Frage:Thea Dorn und Richard Wagner, Sie haben ein Buch mit dem Titel Die deutsche Seele herausgebracht. Der Dramatiker Arthur Schnitzler hat vor 100 Jahren die Seele jedes Menschen ein "weites Land" genannt. Lässt sich denn in Deutschland eine kollektive, nationale Seele finden?

Richard Wagner: Das kommt auf den Versuch an. Nach der totalitären Barbarei des Nationalsozialismus ist die Frage nach einer tieferen deutschen Identität in Geschichte und Kultur jahrzehntelang entweder verdrängt oder in der Dimension verkürzt worden.

Thea Dorn: Natürlich liegt der Schatten des Nationalsozialismus auf der deutschen Seele. Viele finden es auch schlicht uncool, sich mit diesem vermeintlich altmodischen Ding namens Seele zu beschäftigen. Gerade nach dem Mauerfall und der Wiedervereinigung hat sich aber gezeigt, dass es falsch war, vor allem auf das Materielle zu setzen. Wenn die Deutschen in Ost und West nur das Geld vereinte, dann stünden wir auf hohlem Boden. Man sieht die Probleme jetzt in Europa. Gesellschaften brauchen als Halt eine untergründige Verbundenheit, die wir einfach mal Seele nennen.
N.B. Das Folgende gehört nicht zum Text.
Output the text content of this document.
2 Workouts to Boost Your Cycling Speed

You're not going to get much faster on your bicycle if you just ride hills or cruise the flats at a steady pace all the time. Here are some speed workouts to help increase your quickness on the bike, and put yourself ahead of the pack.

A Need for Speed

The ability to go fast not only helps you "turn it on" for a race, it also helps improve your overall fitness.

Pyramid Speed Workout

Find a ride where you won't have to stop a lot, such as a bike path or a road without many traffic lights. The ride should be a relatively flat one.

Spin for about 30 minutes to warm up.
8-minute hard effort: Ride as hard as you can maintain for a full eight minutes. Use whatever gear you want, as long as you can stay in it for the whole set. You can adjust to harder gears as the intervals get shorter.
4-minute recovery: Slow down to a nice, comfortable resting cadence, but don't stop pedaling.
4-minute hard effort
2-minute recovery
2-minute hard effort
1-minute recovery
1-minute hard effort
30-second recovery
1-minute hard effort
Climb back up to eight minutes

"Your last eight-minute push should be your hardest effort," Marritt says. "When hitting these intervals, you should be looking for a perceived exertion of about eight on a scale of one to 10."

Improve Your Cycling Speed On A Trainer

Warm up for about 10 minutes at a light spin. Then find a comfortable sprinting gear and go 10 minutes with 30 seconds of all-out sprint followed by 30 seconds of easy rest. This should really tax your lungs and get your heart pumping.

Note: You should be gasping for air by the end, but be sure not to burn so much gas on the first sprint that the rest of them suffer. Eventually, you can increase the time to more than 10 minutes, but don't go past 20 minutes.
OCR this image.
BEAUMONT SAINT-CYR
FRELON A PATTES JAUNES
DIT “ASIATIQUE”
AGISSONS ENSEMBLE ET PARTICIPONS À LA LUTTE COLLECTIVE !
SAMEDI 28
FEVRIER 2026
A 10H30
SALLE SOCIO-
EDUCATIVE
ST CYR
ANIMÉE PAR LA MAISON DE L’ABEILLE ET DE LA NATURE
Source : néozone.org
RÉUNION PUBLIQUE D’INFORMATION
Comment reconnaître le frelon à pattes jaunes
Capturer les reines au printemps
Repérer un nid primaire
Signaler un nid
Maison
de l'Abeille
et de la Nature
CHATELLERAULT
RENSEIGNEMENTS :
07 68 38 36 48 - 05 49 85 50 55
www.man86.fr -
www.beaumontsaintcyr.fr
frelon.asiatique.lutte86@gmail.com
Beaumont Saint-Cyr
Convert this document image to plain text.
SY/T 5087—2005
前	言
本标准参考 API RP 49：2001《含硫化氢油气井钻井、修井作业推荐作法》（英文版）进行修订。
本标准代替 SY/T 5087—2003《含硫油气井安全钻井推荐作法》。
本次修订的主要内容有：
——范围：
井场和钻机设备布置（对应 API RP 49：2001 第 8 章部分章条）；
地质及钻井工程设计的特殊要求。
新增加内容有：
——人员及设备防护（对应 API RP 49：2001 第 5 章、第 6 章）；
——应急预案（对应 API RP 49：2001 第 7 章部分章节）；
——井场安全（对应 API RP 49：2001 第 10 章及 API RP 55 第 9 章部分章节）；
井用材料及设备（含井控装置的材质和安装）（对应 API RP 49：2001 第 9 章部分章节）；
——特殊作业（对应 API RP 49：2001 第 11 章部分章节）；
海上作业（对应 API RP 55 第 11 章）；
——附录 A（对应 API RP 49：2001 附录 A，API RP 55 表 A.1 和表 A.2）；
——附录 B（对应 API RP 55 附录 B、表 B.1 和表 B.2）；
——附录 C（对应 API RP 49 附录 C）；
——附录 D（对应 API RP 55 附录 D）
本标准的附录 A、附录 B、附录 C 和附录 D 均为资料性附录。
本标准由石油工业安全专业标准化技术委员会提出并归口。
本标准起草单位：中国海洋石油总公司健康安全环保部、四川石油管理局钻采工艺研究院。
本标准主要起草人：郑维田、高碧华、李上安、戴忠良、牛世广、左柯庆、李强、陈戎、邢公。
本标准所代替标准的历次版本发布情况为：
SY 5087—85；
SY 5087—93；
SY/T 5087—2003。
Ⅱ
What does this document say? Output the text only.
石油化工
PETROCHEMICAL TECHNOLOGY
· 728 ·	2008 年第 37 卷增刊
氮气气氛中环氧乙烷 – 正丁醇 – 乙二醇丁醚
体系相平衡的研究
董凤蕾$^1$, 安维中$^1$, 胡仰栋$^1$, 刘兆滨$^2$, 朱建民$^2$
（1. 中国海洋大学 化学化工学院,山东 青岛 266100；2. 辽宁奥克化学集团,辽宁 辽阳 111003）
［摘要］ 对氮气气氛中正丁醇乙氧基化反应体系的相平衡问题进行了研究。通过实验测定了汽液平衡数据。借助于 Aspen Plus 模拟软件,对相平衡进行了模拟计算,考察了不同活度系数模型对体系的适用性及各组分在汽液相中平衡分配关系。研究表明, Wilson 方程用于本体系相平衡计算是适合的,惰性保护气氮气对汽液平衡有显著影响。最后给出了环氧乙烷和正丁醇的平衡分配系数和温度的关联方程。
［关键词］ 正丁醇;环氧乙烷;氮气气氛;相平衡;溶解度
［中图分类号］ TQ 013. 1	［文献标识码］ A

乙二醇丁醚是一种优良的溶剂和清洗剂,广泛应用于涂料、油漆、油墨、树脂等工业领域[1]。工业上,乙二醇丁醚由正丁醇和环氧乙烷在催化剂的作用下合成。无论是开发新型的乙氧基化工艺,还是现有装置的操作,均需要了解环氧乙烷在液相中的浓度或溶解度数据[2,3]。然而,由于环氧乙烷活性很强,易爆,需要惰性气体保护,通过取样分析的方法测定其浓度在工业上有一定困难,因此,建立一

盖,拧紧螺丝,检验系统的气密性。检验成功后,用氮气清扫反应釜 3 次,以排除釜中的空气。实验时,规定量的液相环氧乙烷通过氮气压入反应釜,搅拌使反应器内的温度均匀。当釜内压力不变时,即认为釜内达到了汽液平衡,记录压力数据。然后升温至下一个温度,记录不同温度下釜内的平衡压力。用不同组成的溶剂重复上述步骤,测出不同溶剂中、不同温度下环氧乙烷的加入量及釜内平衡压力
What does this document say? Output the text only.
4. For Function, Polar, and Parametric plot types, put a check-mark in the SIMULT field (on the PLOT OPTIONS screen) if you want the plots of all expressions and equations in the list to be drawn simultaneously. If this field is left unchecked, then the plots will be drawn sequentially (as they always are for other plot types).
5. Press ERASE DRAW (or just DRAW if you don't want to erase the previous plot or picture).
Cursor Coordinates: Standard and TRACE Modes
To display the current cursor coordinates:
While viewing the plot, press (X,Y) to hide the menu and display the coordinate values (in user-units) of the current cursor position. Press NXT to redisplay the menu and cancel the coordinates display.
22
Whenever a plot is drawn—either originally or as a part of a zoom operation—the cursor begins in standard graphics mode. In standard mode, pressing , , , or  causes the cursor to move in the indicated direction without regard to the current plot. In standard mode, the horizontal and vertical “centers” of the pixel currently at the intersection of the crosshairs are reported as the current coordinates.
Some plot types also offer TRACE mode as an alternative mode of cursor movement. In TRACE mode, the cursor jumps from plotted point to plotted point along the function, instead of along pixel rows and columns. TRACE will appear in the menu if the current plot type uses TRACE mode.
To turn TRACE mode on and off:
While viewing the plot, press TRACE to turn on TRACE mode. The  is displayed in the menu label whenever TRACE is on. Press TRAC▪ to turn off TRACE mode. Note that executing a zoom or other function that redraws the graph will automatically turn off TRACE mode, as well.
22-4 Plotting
Wagner: Bei der Wiedervereinigung spielte die Kulturnation erst mal keine Rolle. Dabei ist das ein Begriff, der den deutschen Seelenhaushalt nachhaltig bestimmt hat. Die Kulturnation war nicht nur am Weimarer Musenhof um Goethe und Schiller der Ersatz für die fehlende politische Nation, sie möbilierte auch die deutsche Innerlichkeit, während man draußen in der Politik nur Zaungast der bürgerlichen Revolution der Franzosen war. Martin Walser bezeichnete die Kulturnation 1988 noch barsch als "Abfindungsformel". Aber was sie ausmacht, wäre jetzt von stärkstem Interesse für die aktuelle Integrationsdebatte.

Frage: Ist der 9. November, der beim Mauerfall 1989, in der Pogromnacht 1938, bei der Ausrufung der Republik 1919 und schon bei der gescheiterten bürgerlichen Revolte 1848 ein Tag der Freude oder der Schande war, so etwas wie der deutsche Allerseelentag?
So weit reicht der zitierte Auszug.